Этим фундаментальным условием трагедия греков резко отличается, с одной стороны, от шекспировской драмы, а с другой — от классической драмы французов. Трагедии Шекспира лишены, можно сказать, или, по крайней мере, сравнительно лишены всяких предубеждений. Он был волен выбирать любую тему и трактовать ее как хотел; и никакое чувство обязательства перед религиозными или иными точками зрения, никакое чувство традиций, идущих из священного прошлого и не предназначенных для легкого обращения теми, кто был их хранителем для будущего, не отрезвляло и не сдерживало во зло или во благо его полуварварский гений. Он бросался в жизнь с безответственным пылом первооткрывателя нового континента; формировал и переформировывал ее по своему усмотрению; высекал из нее то цинизм «Меры за меру», то отчаяние «Гамлета» и «Короля Лира», то лучезарное великодушие «Бури», и уходил, оставляя после себя не карту или схему, а ряд взаимно несовместимых пейзажей.

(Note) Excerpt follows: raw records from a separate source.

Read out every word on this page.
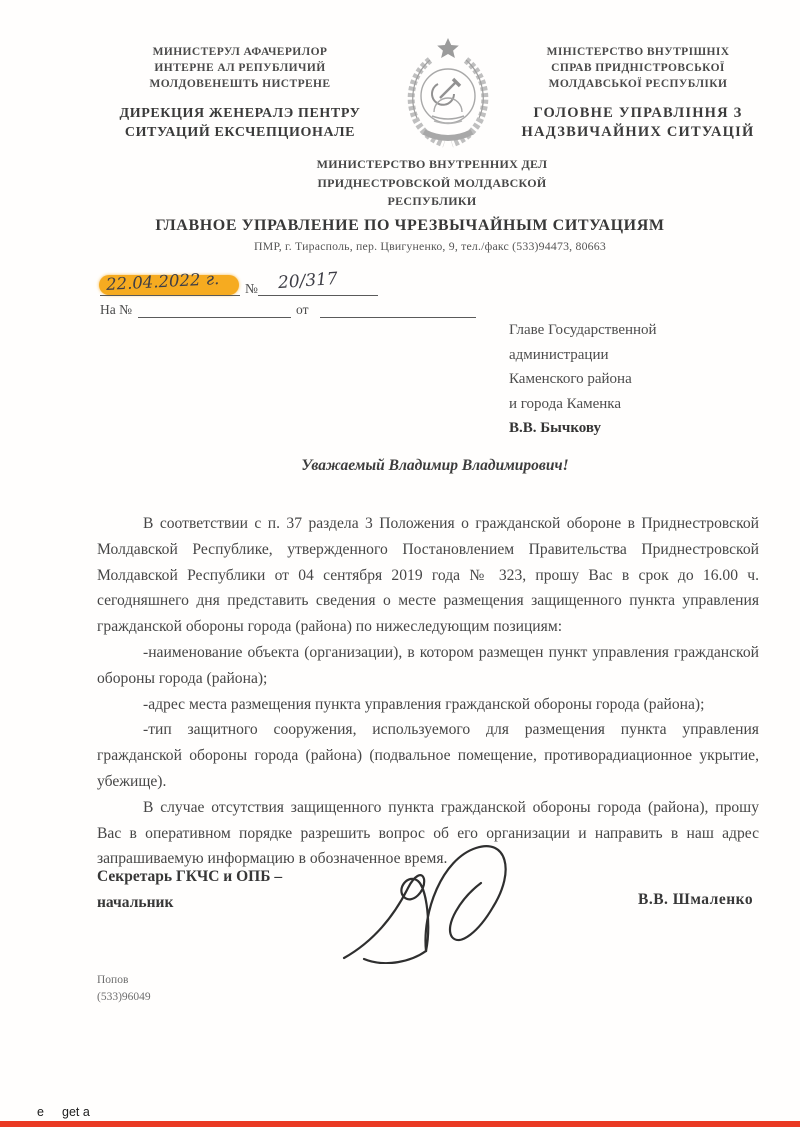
МИНИСТЕРУЛ АФАЧЕРИЛОР
ИНТЕРНЕ АЛ РЕПУБЛИЧИЙ
МОЛДОВЕНЕШТЬ НИСТРЕНЕ
ДИРЕКЦИЯ ЖЕНЕРАЛЭ ПЕНТРУ
СИТУАЦИЙ ЕКСЧЕПЦИОНАЛЕ
МІНІСТЕРСТВО ВНУТРІШНІХ
СПРАВ ПРИДНІСТРОВСЬКОЇ
МОЛДАВСЬКОЇ РЕСПУБЛІКИ
ГОЛОВНЕ УПРАВЛІННЯ З
НАДЗВИЧАЙНИХ СИТУАЦІЙ
МИНИСТЕРСТВО ВНУТРЕННИХ ДЕЛ
ПРИДНЕСТРОВСКОЙ МОЛДАВСКОЙ
РЕСПУБЛИКИ
ГЛАВНОЕ УПРАВЛЕНИЕ ПО ЧРЕЗВЫЧАЙНЫМ СИТУАЦИЯМ
ПМР, г. Тирасполь, пер. Цвигуненко, 9, тел./факс (533)94473, 80663
22.04.2022 г. № 20/317
На №	от
Главе Государственной
администрации
Каменского района
и города Каменка
В.В. Бычкову
Уважаемый Владимир Владимирович!

В соответствии с п. 37 раздела 3 Положения о гражданской обороне в Приднестровской Молдавской Республике, утвержденного Постановлением Правительства Приднестровской Молдавской Республики от 04 сентября 2019 года № 323, прошу Вас в срок до 16.00 ч. сегодняшнего дня представить сведения о месте размещения защищенного пункта управления гражданской обороны города (района) по нижеследующим позициям:

-наименование объекта (организации), в котором размещен пункт управления гражданской обороны города (района);

-адрес места размещения пункта управления гражданской обороны города (района);

-тип защитного сооружения, используемого для размещения пункта управления гражданской обороны города (района) (подвальное помещение, противорадиационное укрытие, убежище).

В случае отсутствия защищенного пункта гражданской обороны города (района), прошу Вас в оперативном порядке разрешить вопрос об его организации и направить в наш адрес запрашиваемую информацию в обозначенное время.

Секретарь ГКЧС и ОПБ –
начальник	В.В. Шмаленко
Попов
(533)96049
e get a
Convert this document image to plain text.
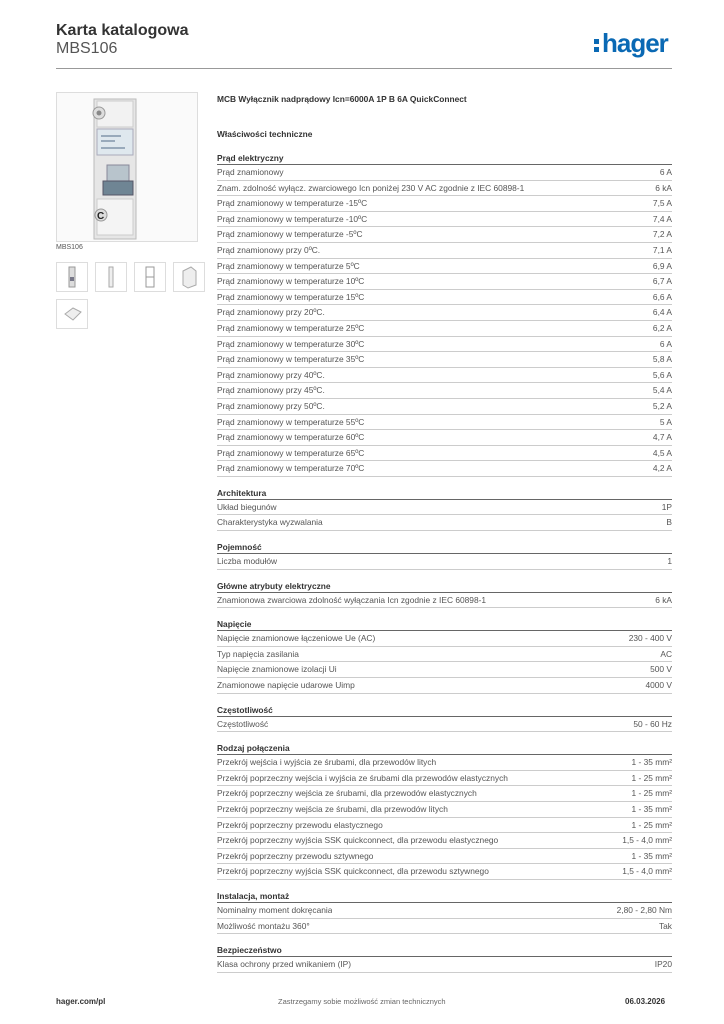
Karta katalogowa
MBS106	hager
C
MBS106
MCB Wyłącznik nadprądowy Icn=6000A 1P B 6A QuickConnect
Właściwości techniczne
Prąd elektryczny
Prąd znamionowy	6 A
Znam. zdolność wyłącz. zwarciowego Icn poniżej 230 V AC zgodnie z IEC 60898-1	6 kA
Prąd znamionowy w temperaturze -15ºC	7,5 A
Prąd znamionowy w temperaturze -10ºC	7,4 A
Prąd znamionowy w temperaturze -5ºC	7,2 A
Prąd znamionowy przy 0ºC.	7,1 A
Prąd znamionowy w temperaturze 5ºC	6,9 A
Prąd znamionowy w temperaturze 10ºC	6,7 A
Prąd znamionowy w temperaturze 15ºC	6,6 A
Prąd znamionowy przy 20ºC.	6,4 A
Prąd znamionowy w temperaturze 25ºC	6,2 A
Prąd znamionowy w temperaturze 30ºC	6 A
Prąd znamionowy w temperaturze 35ºC	5,8 A
Prąd znamionowy przy 40ºC.	5,6 A
Prąd znamionowy przy 45ºC.	5,4 A
Prąd znamionowy przy 50ºC.	5,2 A
Prąd znamionowy w temperaturze 55ºC	5 A
Prąd znamionowy w temperaturze 60ºC	4,7 A
Prąd znamionowy w temperaturze 65ºC	4,5 A
Prąd znamionowy w temperaturze 70ºC	4,2 A
Architektura
Układ biegunów	1P
Charakterystyka wyzwalania	B
Pojemność
Liczba modułów	1
Główne atrybuty elektryczne
Znamionowa zwarciowa zdolność wyłączania Icn zgodnie z IEC 60898-1	6 kA
Napięcie
Napięcie znamionowe łączeniowe Ue (AC)	230 - 400 V
Typ napięcia zasilania	AC
Napięcie znamionowe izolacji Ui	500 V
Znamionowe napięcie udarowe Uimp	4000 V
Częstotliwość
Częstotliwość	50 - 60 Hz
Rodzaj połączenia
Przekrój wejścia i wyjścia ze śrubami, dla przewodów litych	1 - 35 mm²
Przekrój poprzeczny wejścia i wyjścia ze śrubami dla przewodów elastycznych	1 - 25 mm²
Przekrój poprzeczny wejścia ze śrubami, dla przewodów elastycznych	1 - 25 mm²
Przekrój poprzeczny wejścia ze śrubami, dla przewodów litych	1 - 35 mm²
Przekrój poprzeczny przewodu elastycznego	1 - 25 mm²
Przekrój poprzeczny wyjścia SSK quickconnect, dla przewodu elastycznego	1,5 - 4,0 mm²
Przekrój poprzeczny przewodu sztywnego	1 - 35 mm²
Przekrój poprzeczny wyjścia SSK quickconnect, dla przewodu sztywnego	1,5 - 4,0 mm²
Instalacja, montaż
Nominalny moment dokręcania	2,80 - 2,80 Nm
Możliwość montażu 360°	Tak
Bezpieczeństwo
Klasa ochrony przed wnikaniem (IP)	IP20
hager.com/pl	Zastrzegamy sobie możliwość zmian technicznych	06.03.2026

Короче говоря, Шекспир дал многогранное изображение жизни; греческий драматург дал интерпретацию. Но интерпретацию не просто лично его, а репрезентативную для национальной традиции и веры. Люди, чьи деяния и страсти он описывал, были образцами и примерами, с одной стороны, а с другой — предостережениями для его народа; боги, определявшие судьбы, о которых они пели, все еще действовали среди людей; моральные законы, правившие прошлым, правили и настоящим; и история эллинского народа двигалась под видимым провидением от своего божественного происхождения к концу, который был бы благополучным или наоборот, в зависимости от того, будут ли последующие поколения продолжать соблюдать поклонение и традиции своих отцов, происходящих от героев и богов.

И именно тот факт, что в этом смысле она была репрезентативной для национального сознания, отличает греческую трагедию от классической драмы французов. Ибо последняя, хотя и подражала древним во внешней форме, была вдохновлена совершенно иным духом. Короли и герои, чьи судьбы она описывала, не были предками французского народа; они не имели корней в его чувствах, никакой связи с его религиозными верованиями, никакого отношения к его этическим концепциям. Весь идеал, представленный в ней, был не тем, что действительно вдохновляло нацию, а в лучшем случае тем, что, как предполагалось, должно было вдохновлять двор; и вся драма, подобно дереву, пересаженному в чужую почву, вянет и умирает от недостатка питания, которое трагедия греков бессознательно впитывала из окружающего ее воздуха национальной традиции.

Таков был общий характер греческой трагедии — интерпретация национального идеала. Давайте теперь проследим некоторые последствия, вытекающие из этой концепции.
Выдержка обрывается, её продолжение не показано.